Video games come, and video games go. Sometimes they stick around for decades, such as the "Madden" NFL series. Sometimes they are reborn, like countless Mario games. Sometimes they just die, as happened with "Twisted: The Game Show."
"Twisted" should have never gone away. That feeling returned upon last week's release of the virtual game show "Buzz! Quiz TV" for the PlayStation 3. "Buzz!" is a fine game. It is no "Twisted."
"'Twisted' was actually way ahead of its time," said Trip Hawkins, the legendary video-game mastermind.
Hawkins knows. Not only did he conceive "Twisted," but he also founded its publisher, Electronic Arts, one of the world's largest game makers and the developer of "Madden."

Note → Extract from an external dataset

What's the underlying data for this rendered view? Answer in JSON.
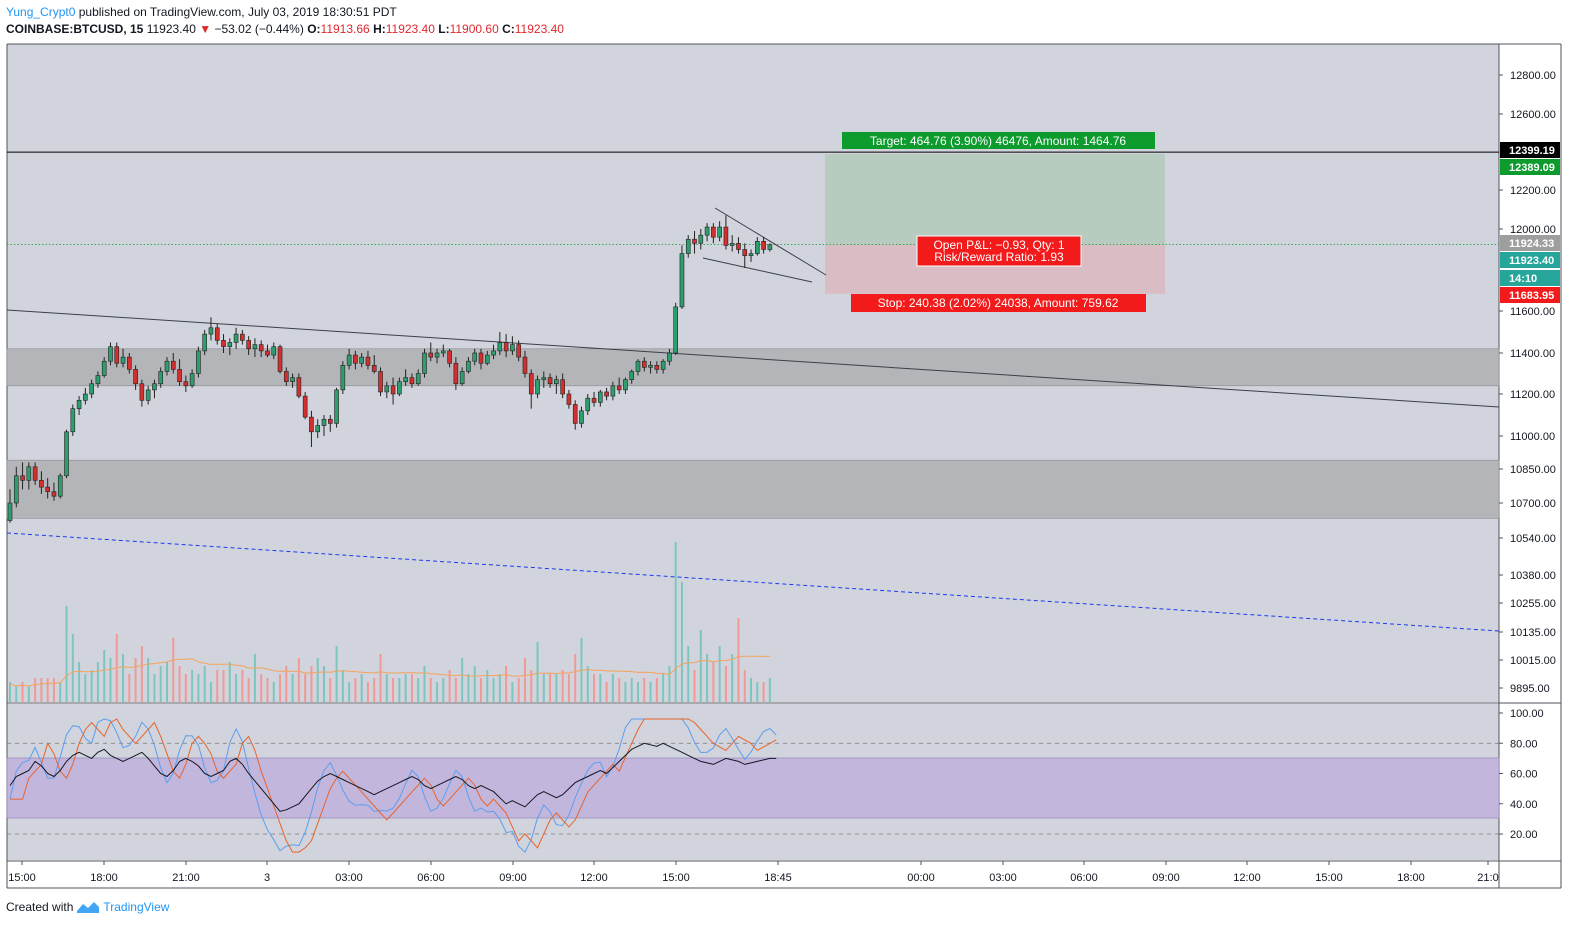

You could play the original unaltered "Twisted" today, and it would not feel one bit out of touch 15 years after its debut.
When "Twisted" came out in 1993, it was available only for the short-lived 3DO system, a $700 disc-based console backed by Hawkins that never caught on. So, there are probably 27 other people besides me and him who even remember the full-motion-video game. Fortunately, one of them has uploaded a seven-minute compilation clip to YouTube (www.startribune.com/a/?4590) for the uninitiated.
"I wanted to create a TV game-show type of experience that would use simple challenges and trivia and be a group game-play experience," Hawkins explained last week by cell phone while driving in the San Francisco Bay Area, where he runs a new game company called Digital Chocolate.
The idea was to make a game that the entire family could play yet still be entertained and challenged. It's a concept that today we call casual gaming, and it's what has made the Wii wildly popular.